Tennessee Lt. Gov. Ron Ramsey suggested after the election last week that Republicans may need to consider giving their image on immigration a makeover in order to offset the Democratic Party’s lopsided national advantage among Latino voters.
Ramsey told a northeast Tennessee news station, WJHL-TV, that the time has come for Republicans to confront the reality that there’s a perception the GOP is hostile to new immigrants — and the party’s Washington-level electoral fortunes have suffered because of it. (Watch video)
“Now, I am not for amnesty, and we need to make sure we police the borders,” said the Blountville Republican, who serves as speaker of the Tennessee Senate, where the GOP controls 26 seats to the Democrats’ six. “But let’s face the facts: They’re here, they’re hard-working people, they are Christian Roman Catholics, they think like we as Republicans do, they are conservative, and so we need to figure out a way for them to become citizens.
“When our forefathers came through Ellis Island it was much easier to become a citizen of the United States. My forefathers came in the 1700s and 1800s — much easier to become a citizen of the United States (then),” Ramsey added. “I think that is where we are going to have to reassess this.”
In the wake of President Obama’s re-election, U.S. House Speaker John Boehner, R-Ohio, said he, too, thinks “this issue has been around far too long” — that it is time for Republicans and Democrats to “find the common ground to take care of this issue once and for all.”

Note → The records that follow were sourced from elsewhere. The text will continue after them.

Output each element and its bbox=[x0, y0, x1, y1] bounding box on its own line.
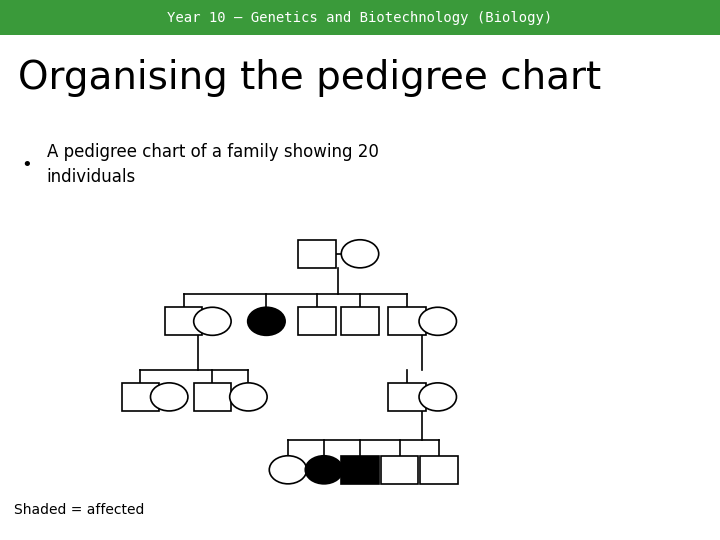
Bar bbox=[298, 307, 336, 335]
Text: Shaded = affected: Shaded = affected bbox=[14, 503, 145, 517]
Bar bbox=[122, 383, 159, 411]
Text: Organising the pedigree chart: Organising the pedigree chart bbox=[18, 59, 601, 97]
Bar bbox=[388, 307, 426, 335]
Circle shape bbox=[305, 456, 343, 484]
Circle shape bbox=[269, 456, 307, 484]
Bar bbox=[341, 456, 379, 484]
Text: Year 10 – Genetics and Biotechnology (Biology): Year 10 – Genetics and Biotechnology (Bi… bbox=[167, 11, 553, 24]
Circle shape bbox=[230, 383, 267, 411]
Text: •: • bbox=[22, 156, 32, 174]
Bar bbox=[388, 383, 426, 411]
FancyBboxPatch shape bbox=[0, 0, 720, 35]
Circle shape bbox=[419, 307, 456, 335]
Bar bbox=[381, 456, 418, 484]
Bar bbox=[194, 383, 231, 411]
Circle shape bbox=[194, 307, 231, 335]
Circle shape bbox=[248, 307, 285, 335]
Circle shape bbox=[150, 383, 188, 411]
Bar bbox=[165, 307, 202, 335]
Bar bbox=[341, 307, 379, 335]
Bar bbox=[298, 240, 336, 268]
Circle shape bbox=[419, 383, 456, 411]
Text: A pedigree chart of a family showing 20
individuals: A pedigree chart of a family showing 20 … bbox=[47, 143, 379, 186]
Circle shape bbox=[341, 240, 379, 268]
Bar bbox=[420, 456, 458, 484]
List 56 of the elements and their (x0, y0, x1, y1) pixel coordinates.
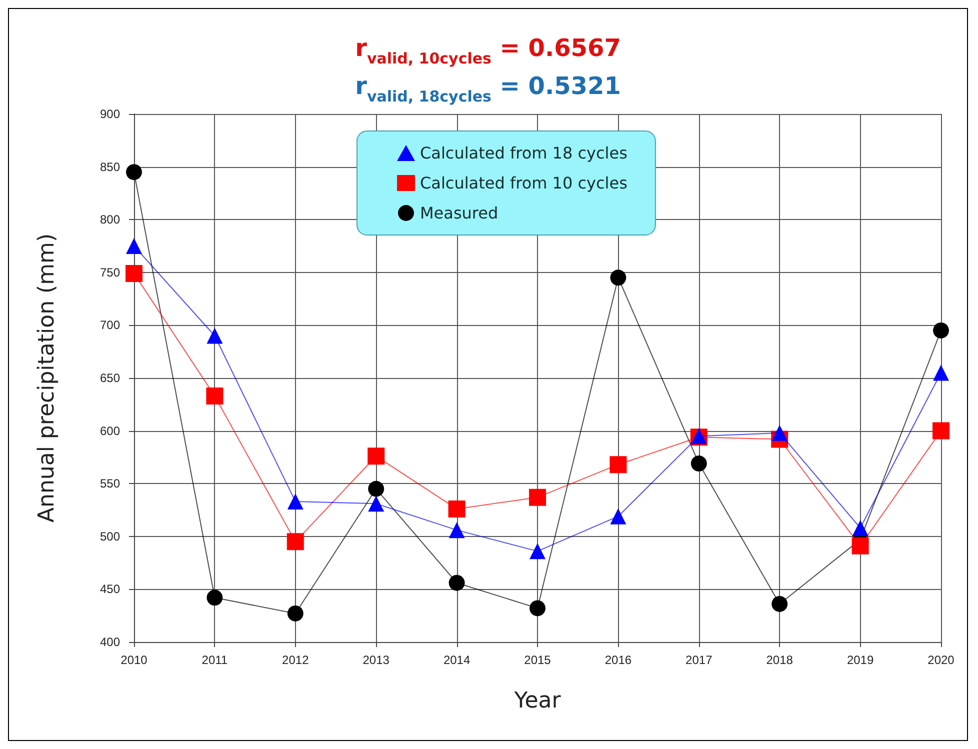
y-tick-label: 400 (100, 635, 120, 649)
x-axis-title: Year (513, 688, 562, 714)
point (126, 264, 142, 282)
y-tick-label: 500 (100, 529, 120, 544)
point (610, 270, 626, 286)
point (287, 494, 304, 510)
y-tick-label: 600 (100, 424, 120, 438)
point (530, 600, 546, 616)
x-tick-label: 2011 (202, 653, 228, 667)
point (448, 522, 465, 538)
x-tick-label: 2014 (443, 653, 470, 667)
point (206, 328, 223, 344)
point (610, 508, 626, 524)
point (206, 387, 224, 404)
point (933, 322, 949, 338)
x-tick-label: 2016 (604, 653, 632, 667)
point (530, 543, 546, 560)
point (690, 456, 707, 472)
x-tick-label: 2018 (766, 653, 794, 667)
point (368, 448, 385, 465)
point (287, 605, 304, 622)
x-tick-label: 2017 (686, 653, 713, 667)
x-tick-label: 2020 (928, 653, 955, 667)
x-tick-label: 2019 (846, 653, 874, 667)
point (368, 496, 384, 512)
x-tick-label: 2010 (120, 653, 148, 667)
point (126, 164, 142, 180)
point (286, 533, 304, 550)
y-tick-label: 650 (100, 371, 120, 385)
y-tick-label: 800 (100, 212, 120, 227)
y-tick-label: 450 (100, 582, 120, 596)
point (852, 537, 869, 554)
x-tick-label: 2015 (524, 653, 552, 667)
y-tick-label: 750 (100, 265, 120, 280)
y-tick-label: 900 (100, 107, 120, 121)
point (772, 596, 788, 612)
point (610, 456, 627, 474)
x-tick-label: 2013 (362, 653, 390, 667)
legend-label: Calculated from 18 cycles (420, 144, 628, 162)
y-axis-title: Annual precipitation (mm) (34, 233, 60, 523)
point (206, 590, 223, 606)
point (852, 520, 868, 536)
y-tick-label: 700 (100, 318, 120, 332)
point (368, 480, 384, 497)
point (933, 364, 949, 381)
point (126, 238, 142, 254)
legend-label: Measured (420, 204, 498, 222)
point (932, 422, 950, 440)
point (448, 500, 466, 518)
x-tick-label: 2012 (282, 653, 310, 667)
legend-label: Calculated from 10 cycles (420, 174, 628, 192)
point (448, 574, 465, 591)
point (529, 488, 546, 506)
point (772, 424, 788, 441)
y-tick-label: 850 (100, 160, 120, 174)
y-tick-label: 550 (100, 476, 120, 491)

The irony is that big swathes of Hispanic and other Latino voters tend to “think like the Republican platform,” suggested Ramsey.
“But for some reason that message is not getting through. I think it is because there are a few in our party that scream to the high heavens about this (immigration) issue, and it scares them away,” he said.
In an interview just before the election, President Obama observed that the GOP had done little to entice Latino voters, and that it was likely to cost Republican candidate Mitt Romney dearly.
“Should I win a second term, a big reason I will win a second term is because the Republican nominee and the Republican Party have so alienated the fastest-growing demographic group in the country, the Latino community,” said Obama.
Exit polling suggests that nationally Latino voters preferred Obama to Romney by a 3-1 margin or better.
Ramsey said immigration has been a particularly frustrating political issue to him because the state isn’t really positioned to take a leading role in addressing it. “I can’t police the borders of Texas,” said Ramsey. “I can’t make a blanket policy statement for the United States.”
Ramsey suggested Democrats and the Obama administration have cynically ignored immigration in order to leave it in place as a “wedge issue” because it does them more good politically if it remains volatile and unresolved.
Washington political watchers are suggesting that as a result of the Democrats’ solid national showing and a shifting in political attitudes among prominent Republicans, immigration may in fact get some substantive attention at the federal level in the relatively near future.